Kısacası Türk rejimi Bizans'ın son döneminde ve Stefan Duşan İmparatorluğu parçalandıktan sonra Balkanların büyük bölümünde ve Frank egemenliği altındaki Yunan topraklarında görülen feodalleşmeye karşı köylüyü etkili koruma altına alan, tarafsız, yerli halkın haklarına saygılı, kuvvetli bir merkezî idareyi ve onun getirdiği bir güveni temsil etmekteydi.
       Balkan feodal dünyasında genel olarak devlet gücünün belli ölçüde yok olarak yerini senyörlerin dallanıp budaklanmasına ve birbirlerinin içine girmesine bıraktığı görülür. Buna karşılık, Osmanlı padişahı, veziriazam ve divanın yardımlarıyla köklerini imparatorluğun dört bir yanına kadar uzatan bir yönetim piramidinin tepesinde yer almaktadır. Merkezî iktidarın uygulayıcıları, yani ehl-i örfü, yargı gücünün temsilcilerini denetim altında tutmaktadır. Osmanlı devleti feodal sistemde olmayan bir dizi özellik arzetmekteydi. Tımarlardan yararlanma hakkının ancak hizmet karşılığı devredilmiş olması ve bu hakkın çiftçilerin bizzat kendileri üzerinde değil, reayanın devlete yükümlü olduğu mali haklar üzerinde tesis edilmiş bulunması, belirtilmesi gereken en önemli niteliklerdir.
      Özelliklerini kısaca açıkladığımız bu yönetim düzenini kuran Türklerin başvurdukları fetih sistemi, komşu devletlerdeki hükümdarlıkları ele geçirip buralarda yerleşmek, sonra yerli hanedanları tedrici şekilde yok ederek o bölgeler üzerinde kontroller kurmaktı. Bu, o bölgedeki yaşayan ahalinin assimile edilmesi, ihtida ettirilerek kimliklerinin yokedilmesi demek değildir.
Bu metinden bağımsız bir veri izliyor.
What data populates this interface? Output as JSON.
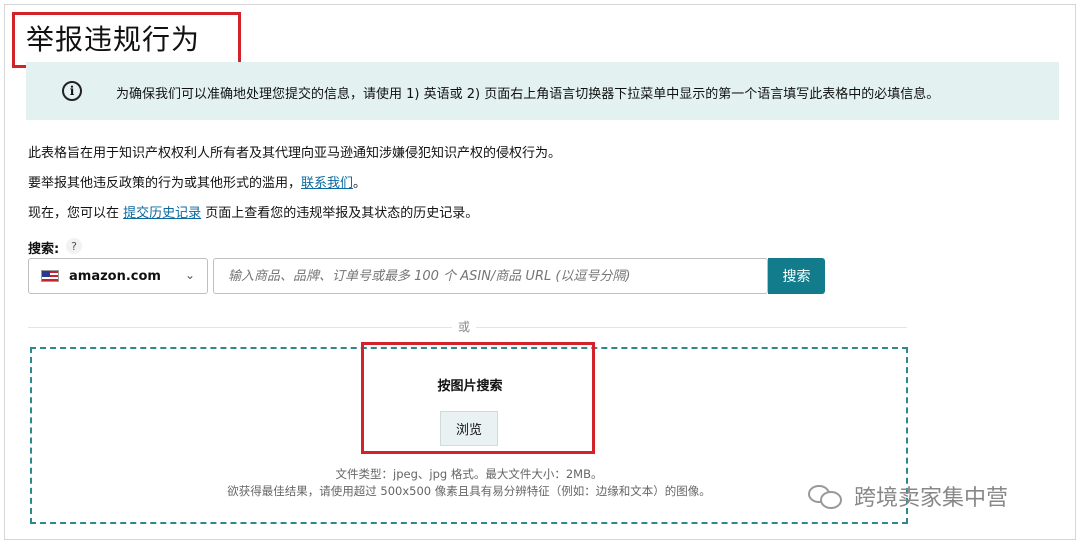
{
  "page": {
    "title": "举报违规行为"
  },
  "info_banner": {
    "icon": "info-icon",
    "icon_glyph": "i",
    "text": "为确保我们可以准确地处理您提交的信息，请使用 1) 英语或 2) 页面右上角语言切换器下拉菜单中显示的第一个语言填写此表格中的必填信息。"
  },
  "intro": {
    "line1": "此表格旨在用于知识产权权利人所有者及其代理向亚马逊通知涉嫌侵犯知识产权的侵权行为。",
    "line2_before": "要举报其他违反政策的行为或其他形式的滥用，",
    "line2_link": "联系我们",
    "line2_after": "。",
    "line3_before": "现在，您可以在 ",
    "line3_link": "提交历史记录",
    "line3_after": " 页面上查看您的违规举报及其状态的历史记录。"
  },
  "search": {
    "label": "搜索:",
    "help_glyph": "?",
    "marketplace": "amazon.com",
    "marketplace_chevron": "⌄",
    "placeholder": "输入商品、品牌、订单号或最多 100 个 ASIN/商品 URL (以逗号分隔)",
    "button_label": "搜索"
  },
  "divider": {
    "or_label": "或"
  },
  "image_search": {
    "title": "按图片搜索",
    "browse_label": "浏览",
    "note1": "文件类型：jpeg、jpg 格式。最大文件大小：2MB。",
    "note2": "欲获得最佳结果，请使用超过 500x500 像素且具有易分辨特征（例如：边缘和文本）的图像。"
  },
  "watermark": {
    "text": "跨境卖家集中营"
  },
  "colors": {
    "accent": "#127c8d",
    "highlight_red": "#d3232a",
    "banner_bg": "#e3f1f1",
    "link": "#0a6a9e",
    "dash_border": "#2c8a8a"
  }
}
Ortadan kaldırılan feodal yöneticilerdir. Türk yönetiminin iledi düzeni buradaki yerleşiklerin hayat şartlarında olumlu tesirler yapmıştır. Bu hususta da tımar sisteminin rolü büyüktür. Tımar sistemi bir yandan yerli ahaliyi etkilerken diğer yandan da merkezî otoriteyi getirdiği için Türk göçünü de kolaylaştırmıştır. Nitekim, tımar sisteminin uygulandığı bölgelerde Türkleşme uygulanmayan bölgelere göre daha fazladır. Bu iki yönlü gelişmenin örneklerini şöyle sıralayabiliriz:
       Bir Arnavut tarihçi olan Selami Pulaha tarafından 1974 yılında Tiran'da yayınlanan 1485 Tarihli İşkodra Tahrir Defteri'ni (Defter-i Mufassal-ı Liva-i iskenderiye) incelediğimiz zaman ilk göze çarpan husus, yer ve şahıs adlarının orijinalitesini koruduğudur. Mesela II. cildin 5'inci sayfasında sekiz tane dinî ibadet yeri görülmektedir. Bunlardan beşi manastır, ikisi kilise, biri de keşişliktir. İpek nahiyesinde bir Müslüman, altı tane de gayrimüslim mahalle vardır. Aynı nahiyenin köylerinde de nüfus çoğunluğunu Müslüman olmayanların oluşturduğu görülmektedir. İpek nahiyesinde yerleşim merkezi olan manastırlar bulunmaktadır. Sayıları on kadar olan bu manastırların bir kısmının isimleri: Manastır-ı İstasi, Manastır-ı Şumti Bogovaç, Manastır-ı Nikola şeklindedir. Eserin 30'uncu sayfasında bulunan Karye-i Komnende de aynı manzara görülmektedir. 36'ıncı sayfada bulunan Kumaron nahiyesinde de bir manastır bulunmaktadır.
        Bu defterdeki örnekler Osmanlıların fethettikleri bölge halkını, dil, din ve ırk açısından serbest bıraktıklarının açık bir delilidir. Aslında Arnavutluk'a ait olan bu defterlerde Müslüman olmayanların çok oluşu, defterin ilk dönemlere ait olmasından kaynaklanmaktadır. Çünkü Osmanlılar, İslamiyeti teşvik için bazı kıstaslar koymuşlardır. Yerli halkın bazı görevlere gelebilmesi için askerî kadroya girmek veya bazı görevlere gelebilmek için Müslüman olması gerekmektedir. Böyle olunca özellikle Arnavutluk ve Bosna gibi bazı bölgelerde zorlama olmaksızın dikkate değer ölçüde İslamlaşma görülmektedir. Ancak Arnavutlar ve Boşnaklar İslamiyeti kabul ettikleri halde milliyetlerinde bir değişiklik olmamamıştır. Yani Türkleşmemişlerdir. Nitekim Arnavut tarihçisi Selami Puhala bir çok araştırmasında bu hususu açıkça dile getirmektedir.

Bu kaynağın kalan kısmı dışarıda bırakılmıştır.